Another way that crowdsourcing is applicable outside traditional marketing is through its ability to provide a hub for community resources. Resources can be financial in nature (crowdfunding) or can be based around knowledge, labor skills, innovation, or broad collaboration.
Several Olympic athletes utilized crowdfunding to raise funds to attend the Games. For example, global community members of crowdfunding company Crowdtilt and cryptocurrency firm Dogecoin recently rallied behind the Jamaican bobsled team in order to raise enough money to send them to Sochi.
Initial cost goals were surpassed within a week, and the team was finally able to begin competing this past Sunday, February 16. In addition, similar crowdfunding strategies have successfully been implemented by athletes like the US Women’s Ski Jumping team, which collectively raised over $30,000 of monetary support.

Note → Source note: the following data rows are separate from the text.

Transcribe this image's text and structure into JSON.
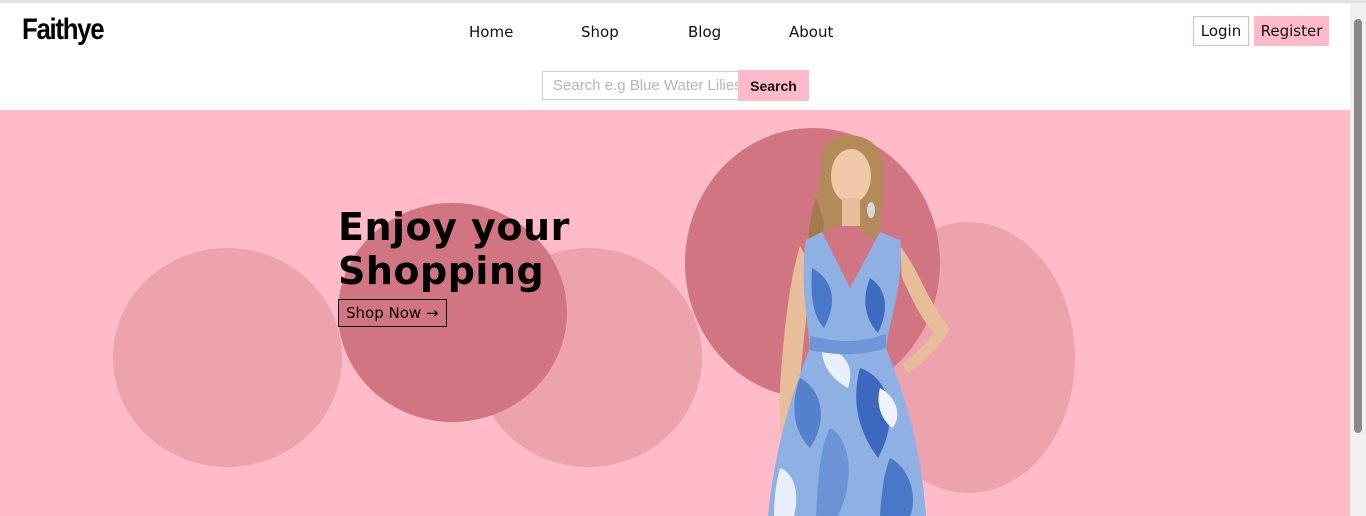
{
  "brand": {
    "name": "Faithye"
  },
  "nav": {
    "items": [
      "Home",
      "Shop",
      "Blog",
      "About"
    ]
  },
  "auth": {
    "login_label": "Login",
    "register_label": "Register"
  },
  "search": {
    "placeholder": "Search e.g Blue Water Lilies",
    "button_label": "Search"
  },
  "hero": {
    "title_line1": "Enjoy your",
    "title_line2": "Shopping",
    "cta_label": "Shop Now →",
    "image": "model-in-blue-tie-dye-dress"
  },
  "colors": {
    "accent": "#ffbbcb",
    "hero_bg": "#ffbbc8",
    "circle_light": "#eca3ad",
    "circle_dark": "#d27583"
  }
}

Application to Content Marketing
Crowdsourcing is expected to remain a popular and highly valuable tool used by marketers to engage with audiences and publish diversified content. As consumers become increasingly informed about issues they are passionate about, they will seek out ways to engage with brands and other consumers.
And while significant crowdsourcing opportunities exist in relation to blogs and traditional media, there is also strong potential for this technique to transcend social platforms and come alive in response to compelling and influential events like #Sochi2014.